Although the district could use the levy reduction to focus on a tax-rate cut for the upcoming budget, Sobocinski said that could mean a bigger price to pay next year.
“With an anticipated increase in equalized value and higher revenue limit authority, this could result in a boomerang effect of a spike in property taxes for 2016-17,” she said.
In addition to averting fluctuations in the tax levy, cash defeasance would provide interest savings to the district.
“Essentially, the district would levy an additional amount that would correspond to the increase in state aid in 2015-16 to prefund existing debt,” Sobocinski said.
“This would also reduce the levy needed for the 2016-17 year.”
Cash defeasance is also looked at favorably by credit agencies in rating school districts, Sobocinski said.

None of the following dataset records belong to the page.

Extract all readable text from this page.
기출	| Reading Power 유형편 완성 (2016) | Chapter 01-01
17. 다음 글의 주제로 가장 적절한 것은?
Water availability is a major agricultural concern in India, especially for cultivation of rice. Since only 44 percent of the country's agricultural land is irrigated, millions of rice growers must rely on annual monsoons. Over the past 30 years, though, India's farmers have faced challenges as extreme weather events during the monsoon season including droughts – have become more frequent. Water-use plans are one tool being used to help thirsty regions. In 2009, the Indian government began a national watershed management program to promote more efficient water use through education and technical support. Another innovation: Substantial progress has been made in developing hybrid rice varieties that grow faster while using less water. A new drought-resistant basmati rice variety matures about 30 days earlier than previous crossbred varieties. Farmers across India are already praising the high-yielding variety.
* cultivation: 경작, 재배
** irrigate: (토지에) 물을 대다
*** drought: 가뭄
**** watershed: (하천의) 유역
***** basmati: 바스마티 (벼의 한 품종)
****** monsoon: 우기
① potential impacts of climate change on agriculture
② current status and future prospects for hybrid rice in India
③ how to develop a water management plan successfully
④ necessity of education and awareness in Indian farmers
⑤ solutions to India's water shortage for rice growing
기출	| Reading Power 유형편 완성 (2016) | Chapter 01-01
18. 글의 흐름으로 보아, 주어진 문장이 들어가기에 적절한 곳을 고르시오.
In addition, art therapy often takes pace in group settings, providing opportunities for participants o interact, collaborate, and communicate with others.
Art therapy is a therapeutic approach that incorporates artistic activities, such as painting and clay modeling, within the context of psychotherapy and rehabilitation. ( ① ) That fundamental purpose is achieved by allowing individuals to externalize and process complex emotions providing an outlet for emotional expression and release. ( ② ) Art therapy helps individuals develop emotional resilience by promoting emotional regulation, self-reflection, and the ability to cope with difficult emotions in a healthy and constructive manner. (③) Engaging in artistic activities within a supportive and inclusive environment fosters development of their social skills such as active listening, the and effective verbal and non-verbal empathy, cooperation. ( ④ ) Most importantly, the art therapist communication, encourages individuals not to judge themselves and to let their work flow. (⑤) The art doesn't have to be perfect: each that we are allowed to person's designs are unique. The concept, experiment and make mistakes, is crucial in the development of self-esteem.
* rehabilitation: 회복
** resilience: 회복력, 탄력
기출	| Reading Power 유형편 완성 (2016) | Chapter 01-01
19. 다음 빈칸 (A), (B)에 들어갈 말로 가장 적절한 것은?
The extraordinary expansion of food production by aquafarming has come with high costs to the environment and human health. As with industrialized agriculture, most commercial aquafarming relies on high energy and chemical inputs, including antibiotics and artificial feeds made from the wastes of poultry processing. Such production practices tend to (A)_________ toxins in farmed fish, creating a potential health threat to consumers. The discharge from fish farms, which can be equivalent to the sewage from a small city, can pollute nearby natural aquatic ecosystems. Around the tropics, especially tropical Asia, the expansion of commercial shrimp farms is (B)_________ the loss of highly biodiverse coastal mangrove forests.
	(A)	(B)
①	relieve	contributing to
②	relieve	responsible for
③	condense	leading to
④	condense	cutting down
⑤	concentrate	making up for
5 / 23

Using current projections and a cash defeasance of $600,000, Sobocinski said, the district would need a total levy of $16.92 million for 2015-16 spending, down $39,175 from 2014-15.
Based on a projected 2.5% increase in property valuation, the district’s tax rate would be $11.14 per $1,000 of equalized value, down 31 cents from 2014-15.

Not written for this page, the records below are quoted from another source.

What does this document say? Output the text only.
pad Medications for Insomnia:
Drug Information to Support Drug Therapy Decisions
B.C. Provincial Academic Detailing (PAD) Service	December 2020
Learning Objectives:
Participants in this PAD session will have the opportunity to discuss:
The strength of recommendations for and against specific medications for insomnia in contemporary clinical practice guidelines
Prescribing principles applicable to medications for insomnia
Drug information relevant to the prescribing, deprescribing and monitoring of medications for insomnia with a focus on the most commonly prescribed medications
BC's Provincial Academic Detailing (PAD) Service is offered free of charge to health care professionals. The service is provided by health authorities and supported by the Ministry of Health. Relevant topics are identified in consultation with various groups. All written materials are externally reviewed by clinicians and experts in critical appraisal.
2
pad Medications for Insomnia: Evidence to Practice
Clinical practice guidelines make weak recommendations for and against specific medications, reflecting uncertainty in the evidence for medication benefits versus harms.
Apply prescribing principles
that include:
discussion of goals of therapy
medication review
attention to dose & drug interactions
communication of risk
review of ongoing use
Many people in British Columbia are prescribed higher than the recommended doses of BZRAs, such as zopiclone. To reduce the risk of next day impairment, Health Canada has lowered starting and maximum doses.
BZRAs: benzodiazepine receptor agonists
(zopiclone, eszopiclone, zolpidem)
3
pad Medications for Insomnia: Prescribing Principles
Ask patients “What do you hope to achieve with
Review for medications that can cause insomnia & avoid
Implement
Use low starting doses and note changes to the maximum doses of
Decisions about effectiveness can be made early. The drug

For the owner of a $250,000 house, that would mean $76.26 less in taxes to support school spending.
The owner of a $300,000 house would pay $91.51 less in school taxes.
Sobocinski said that if the board chose not to use $600,000 in cash defeasance, the projected tax rate would be $10.75 per $1,000.
“If I’m a homeowner in Grafton, I’m excited that there will be a levy decrease,” Lightner said.
“But we need to be cautious about the impact of future budgets. This is a good planning tool for us to use.”
Board treasurer Paul Lorge voiced support for the cash defeasance approach.
“If we do this, we can pay off 7% of our debt early, and we won’t have the wild swing,” he said.
Caution is also needed, Lightner said, as district officials continue to explore ways to upgrade school facilities in preparation for a possible referendum in spring 2016. The Citizens Facilities Committee has met several times to discuss conditions and consider cost estimates for upgrades ranging from $19.5 million to $60 million.
The committee will make a formal presentation to the board in October, and a final decision on whether to hold a referendum is expected to be made early next year.
Sobocinski said Monday’s decision doesn’t mean the board can’t change its approach this fall. Updates to state aid, the levy and tax rates will be included in the budget presented at the annual meeting Sept. 28, she noted.
After that, the board can review the figures before finalizing the levy Oct. 26.